Since ‘jelly’ < ‘kabobs’, we would conclude that ‘kabobs’ must appear after ‘jelly’, i.e., in the range of positions from 10 to 9. That is an empty range, so we would conclude there are no kabobs in our list of foods.

That is the tactic that binary search uses. Initially we search the whole list, but at each step we either find the value we are searching for, or we eliminate half of the remaining range. If the whole range is eliminated (e.g., a range from 10..9), then we conclude that value is not in the list.

def binary_search(s, lst: list[str]) -> bool: 
    """Returns True iff there is an element of lst equal to s,
    provided lst is ordered.
    """
    # Initially we search the whole list
    low = 0
    high = len(lst) - 1
    while low <= high: 
        print(f"Searching in range {low}..{high}")
        mid = (low + high) // 2
        probe = lst[mid]
        print(f"Probing '{probe}' at position {mid}")
        
        if s == probe: 
            return True
        if probe < s:
            # Eliminate lower half of range
            low = mid + 1
        else: 
            # Eliminate higher half of range
            high = mid - 1
            
    # When low > high, we have eliminated the whole range 
    return False
  
print("Checking for kale")
print(f"Expecting True: {binary_search('kale', FOODS)}")


print("\n\nChecking for kabobs")
print(f"Expecting False: {binary_search('kabobs', FOODS)}")

print("\n\nChecking for almond")
print(f"Expecting False: {binary_search('almond', FOODS)}")

Checking for kale
Searching in range 0..25
Probing 'milk' at position 12
Searching in range 0..11
Probing 'falafel' at position 5
Searching in range 6..11
Probing 'ice cream' at position 8
Searching in range 9..11
Probing 'kale' at position 10
Expecting True: True


Checking for kabobs
Searching in range 0..25
Probing 'milk' at position 12
Searching in range 0..11
Probing 'falafel' at position 5
Searching in range 6..11
Probing 'ice cream' at position 8
Searching in range 9..11
Probing 'kale' at position 10
Searching in range 9..9
Probing 'jelly' at position 9
Expecting False: False


Checking for almond
Searching in range 0..25
Probing 'milk' at position 12
Searching in range 0..11
Probing 'falafel' at position 5
Searching in range 0..4
Probing 'corn' at position 2
Searching in range 0..1
Probing 'apple' at position 0
Expecting False: False

How fast is it?#

Since binary search eliminates half of the search range on each iteration of the loop, the total time it requires for a search of \(n\) items is proportional to \(\lg n\), the logarithm base 2 of \(n\).
Here are some example values of \(\lg n\):

\(n\)	\(\lg n\)
256	8
1024	10
4096	12
16,777,216	20
4,294,967,296	32
18,446,744,073,709,551,616	64

The attraction of binary search over linear search for very large lists should be apparent.

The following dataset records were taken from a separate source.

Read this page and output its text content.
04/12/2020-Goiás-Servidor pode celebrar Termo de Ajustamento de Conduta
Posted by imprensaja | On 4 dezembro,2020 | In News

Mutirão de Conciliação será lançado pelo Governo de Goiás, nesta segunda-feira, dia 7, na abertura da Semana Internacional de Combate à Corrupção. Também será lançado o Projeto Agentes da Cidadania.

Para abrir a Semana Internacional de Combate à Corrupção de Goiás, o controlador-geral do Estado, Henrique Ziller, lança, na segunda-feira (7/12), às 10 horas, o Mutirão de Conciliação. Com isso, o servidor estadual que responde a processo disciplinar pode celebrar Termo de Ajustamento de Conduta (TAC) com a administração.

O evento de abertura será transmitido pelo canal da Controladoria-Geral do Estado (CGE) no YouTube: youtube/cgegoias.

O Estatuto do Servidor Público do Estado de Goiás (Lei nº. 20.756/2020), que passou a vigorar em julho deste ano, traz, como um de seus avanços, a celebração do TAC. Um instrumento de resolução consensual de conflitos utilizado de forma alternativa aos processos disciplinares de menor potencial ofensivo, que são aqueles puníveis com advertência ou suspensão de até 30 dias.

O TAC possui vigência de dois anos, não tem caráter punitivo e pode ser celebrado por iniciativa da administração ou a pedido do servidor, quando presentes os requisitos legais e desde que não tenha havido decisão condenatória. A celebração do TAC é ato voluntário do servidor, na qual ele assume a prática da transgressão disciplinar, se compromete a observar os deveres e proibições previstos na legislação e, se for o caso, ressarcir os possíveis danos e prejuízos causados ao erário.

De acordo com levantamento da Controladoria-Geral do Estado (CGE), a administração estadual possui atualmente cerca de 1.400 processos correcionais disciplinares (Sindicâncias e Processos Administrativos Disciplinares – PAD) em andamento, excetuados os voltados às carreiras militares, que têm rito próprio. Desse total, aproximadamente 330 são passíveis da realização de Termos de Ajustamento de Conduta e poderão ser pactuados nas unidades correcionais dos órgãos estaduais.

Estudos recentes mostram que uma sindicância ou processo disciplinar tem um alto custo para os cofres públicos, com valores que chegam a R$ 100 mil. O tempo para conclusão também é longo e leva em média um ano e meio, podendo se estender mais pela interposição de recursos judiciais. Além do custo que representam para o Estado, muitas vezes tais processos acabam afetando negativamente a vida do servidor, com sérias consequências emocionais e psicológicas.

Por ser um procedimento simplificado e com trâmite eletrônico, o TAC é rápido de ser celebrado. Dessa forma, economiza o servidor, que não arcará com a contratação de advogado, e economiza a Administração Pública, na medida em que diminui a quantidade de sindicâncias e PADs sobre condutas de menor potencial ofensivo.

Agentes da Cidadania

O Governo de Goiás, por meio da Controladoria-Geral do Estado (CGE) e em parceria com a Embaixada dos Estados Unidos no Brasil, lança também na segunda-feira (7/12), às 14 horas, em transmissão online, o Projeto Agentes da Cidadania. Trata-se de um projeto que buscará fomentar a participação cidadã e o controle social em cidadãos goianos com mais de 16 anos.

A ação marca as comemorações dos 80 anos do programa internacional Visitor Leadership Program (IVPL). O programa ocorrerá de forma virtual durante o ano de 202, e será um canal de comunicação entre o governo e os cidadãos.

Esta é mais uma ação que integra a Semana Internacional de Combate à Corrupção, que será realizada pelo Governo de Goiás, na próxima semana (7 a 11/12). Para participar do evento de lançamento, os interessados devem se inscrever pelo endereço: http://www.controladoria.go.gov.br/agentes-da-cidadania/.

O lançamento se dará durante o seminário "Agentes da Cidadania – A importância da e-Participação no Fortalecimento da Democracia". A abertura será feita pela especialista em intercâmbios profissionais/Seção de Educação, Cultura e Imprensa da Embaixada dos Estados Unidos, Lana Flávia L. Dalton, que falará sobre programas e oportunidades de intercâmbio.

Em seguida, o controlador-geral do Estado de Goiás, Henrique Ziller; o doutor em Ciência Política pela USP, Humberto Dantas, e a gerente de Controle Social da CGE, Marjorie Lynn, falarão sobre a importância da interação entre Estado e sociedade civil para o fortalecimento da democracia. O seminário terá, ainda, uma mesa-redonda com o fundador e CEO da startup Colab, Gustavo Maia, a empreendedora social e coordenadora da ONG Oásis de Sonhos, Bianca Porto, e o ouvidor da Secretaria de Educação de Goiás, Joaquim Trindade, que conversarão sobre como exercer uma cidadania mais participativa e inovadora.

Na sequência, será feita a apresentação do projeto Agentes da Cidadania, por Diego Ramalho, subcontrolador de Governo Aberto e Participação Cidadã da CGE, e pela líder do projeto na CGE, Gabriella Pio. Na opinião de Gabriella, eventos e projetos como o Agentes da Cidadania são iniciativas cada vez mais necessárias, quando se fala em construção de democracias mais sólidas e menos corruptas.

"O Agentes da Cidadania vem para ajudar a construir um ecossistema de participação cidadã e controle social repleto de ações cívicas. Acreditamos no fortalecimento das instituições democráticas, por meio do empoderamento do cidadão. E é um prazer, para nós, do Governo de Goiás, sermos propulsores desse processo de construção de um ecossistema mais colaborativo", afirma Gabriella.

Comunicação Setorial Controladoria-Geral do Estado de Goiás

The main limitation of binary search is that the list must already be ordered (sorted). If you are going to search a list just once, it does not make sense to sort it (which takes somewhat longer than a linear search) just to prepare it for a binary search. It can make sense if you can sort the data once in preparation for searching it many times.

Variations#

Binary search is a fundamental technique that appears in many applications, with several variations. We might search a list of (key, value) pairs to find keys, returning values, or keys and values might be stored in parallel arrays.

If you continue with computer science courses through intermediate data structures (e.g., CS 313 at U. Oregon), you will learn to construct self-balancing binary search trees, which are closely related to binary search. Database systems, which are ubiquitous in data processing, also use self-balancing trees.

In our Boggle project, we use a variation that can return a third value, in addition to “found” or “not found”.